Norn integrates Claude and Codex into the review workflow without turning them into automatic publishers. The assistant proposes; the reviewer decides what to keep and what to publish.
How it works
- A run starts with the context of the current repository, pull request, and diff.
- Norn stores review results, findings, and evidence locally.
- Proposed comments remain drafts until you explicitly choose to publish them.
- You can configure the provider and model options for the review workflow.
Norn launches the provider’s locally installed CLI. Authenticate claude or
codex before starting a review, and use norn doctor --machine-only to check
that the selected executable is available.
Reviews from the terminal
Select Codex explicitly:
norn review --repo-path . --scope working-tree \
--ai-provider codex --allow-provider-diff
Or use Claude:
norn review --repo-path . --scope working-tree \
--ai-provider claude --allow-provider-diff
You can request structured output for automation and integrations:
norn review --repo-path . --scope branch --format json \
--fail-on-findings --allow-provider-diff
Use --model and --effort for one-run overrides, or configure defaults in the
desktop app and TUI settings.
Privacy and control
For a non-empty headless review, --allow-provider-diff grants one-run consent
to send only the selected diff and review instructions to the chosen provider.
You can persist or revoke that local choice with:
norn setup --allow-provider-diff --yes
norn setup --deny-provider-diff --yes
Diff-sharing consent is separate from permission to run outside a coding
agent’s sandbox.
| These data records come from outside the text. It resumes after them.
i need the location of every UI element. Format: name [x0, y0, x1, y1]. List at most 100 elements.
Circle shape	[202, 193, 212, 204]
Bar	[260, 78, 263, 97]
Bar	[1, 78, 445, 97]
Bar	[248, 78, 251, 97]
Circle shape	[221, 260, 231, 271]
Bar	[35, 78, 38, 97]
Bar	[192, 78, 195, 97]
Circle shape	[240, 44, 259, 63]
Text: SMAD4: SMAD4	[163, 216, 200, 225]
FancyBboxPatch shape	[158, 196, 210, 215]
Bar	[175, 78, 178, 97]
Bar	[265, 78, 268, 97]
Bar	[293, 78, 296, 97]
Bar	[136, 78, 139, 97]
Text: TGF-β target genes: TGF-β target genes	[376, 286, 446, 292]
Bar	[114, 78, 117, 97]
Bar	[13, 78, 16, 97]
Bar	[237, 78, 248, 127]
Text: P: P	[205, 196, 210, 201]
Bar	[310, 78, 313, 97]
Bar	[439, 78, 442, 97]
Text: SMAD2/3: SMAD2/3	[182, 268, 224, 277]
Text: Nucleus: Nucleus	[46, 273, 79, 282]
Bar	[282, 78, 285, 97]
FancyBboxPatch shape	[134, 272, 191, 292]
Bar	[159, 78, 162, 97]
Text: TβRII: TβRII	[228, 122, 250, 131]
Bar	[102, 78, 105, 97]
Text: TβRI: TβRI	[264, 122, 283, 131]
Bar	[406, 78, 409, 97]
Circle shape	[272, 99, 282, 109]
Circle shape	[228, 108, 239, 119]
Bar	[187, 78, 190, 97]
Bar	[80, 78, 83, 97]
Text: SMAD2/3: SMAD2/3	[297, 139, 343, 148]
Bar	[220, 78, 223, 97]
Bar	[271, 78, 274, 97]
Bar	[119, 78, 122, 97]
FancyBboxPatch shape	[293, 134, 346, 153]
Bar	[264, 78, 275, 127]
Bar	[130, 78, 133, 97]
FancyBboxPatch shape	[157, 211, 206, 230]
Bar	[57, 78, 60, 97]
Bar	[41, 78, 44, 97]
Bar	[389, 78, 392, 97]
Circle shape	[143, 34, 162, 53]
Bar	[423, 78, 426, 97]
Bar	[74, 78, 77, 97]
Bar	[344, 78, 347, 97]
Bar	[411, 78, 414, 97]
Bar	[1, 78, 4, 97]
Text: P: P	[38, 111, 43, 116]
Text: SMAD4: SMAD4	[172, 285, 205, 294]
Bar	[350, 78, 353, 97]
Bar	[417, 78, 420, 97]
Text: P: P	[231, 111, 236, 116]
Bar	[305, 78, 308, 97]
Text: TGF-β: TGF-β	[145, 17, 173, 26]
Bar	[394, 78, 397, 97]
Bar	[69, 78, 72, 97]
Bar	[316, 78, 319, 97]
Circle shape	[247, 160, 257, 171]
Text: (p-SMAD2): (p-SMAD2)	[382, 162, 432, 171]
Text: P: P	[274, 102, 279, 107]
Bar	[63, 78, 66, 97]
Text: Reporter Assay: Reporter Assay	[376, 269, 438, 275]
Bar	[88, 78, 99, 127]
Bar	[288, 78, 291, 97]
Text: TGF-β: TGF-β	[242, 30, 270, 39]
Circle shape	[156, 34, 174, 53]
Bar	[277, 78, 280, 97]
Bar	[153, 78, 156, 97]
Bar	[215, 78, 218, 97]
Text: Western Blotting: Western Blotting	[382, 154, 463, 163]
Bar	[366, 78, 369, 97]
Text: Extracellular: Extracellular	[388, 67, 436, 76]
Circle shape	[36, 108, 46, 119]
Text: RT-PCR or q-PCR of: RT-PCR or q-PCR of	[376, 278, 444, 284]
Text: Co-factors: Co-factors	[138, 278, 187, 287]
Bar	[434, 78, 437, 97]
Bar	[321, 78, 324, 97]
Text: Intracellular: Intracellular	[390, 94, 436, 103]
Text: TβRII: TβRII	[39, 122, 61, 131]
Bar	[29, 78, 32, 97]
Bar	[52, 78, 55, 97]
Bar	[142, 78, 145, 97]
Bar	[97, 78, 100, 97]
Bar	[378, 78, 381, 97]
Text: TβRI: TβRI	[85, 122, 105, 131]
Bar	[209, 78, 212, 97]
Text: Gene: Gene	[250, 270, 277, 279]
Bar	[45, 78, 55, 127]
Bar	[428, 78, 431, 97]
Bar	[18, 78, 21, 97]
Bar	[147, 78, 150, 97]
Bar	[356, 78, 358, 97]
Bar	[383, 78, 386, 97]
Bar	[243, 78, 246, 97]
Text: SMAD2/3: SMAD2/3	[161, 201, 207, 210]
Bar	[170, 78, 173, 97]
Codex and Claude Code must grant the exact norn review
process enough host access to reach the provider CLI, its configuration, the OS
credential store, and the network. Norn never edits or broadens those agent
permissions.
Norn keeps credentials outside repository config and never publishes model output automatically. Review every finding and draft before publication.
Headless mode returns findings only. Desktop and TUI workflows let you turn accepted findings into local drafts and explicitly publish them.
When to use it
AI Assist is useful for navigating large pull requests, identifying risks, and getting an initial reading of unfamiliar code. It does not replace reviewer judgment: always verify every finding against the diff and the system’s actual behavior.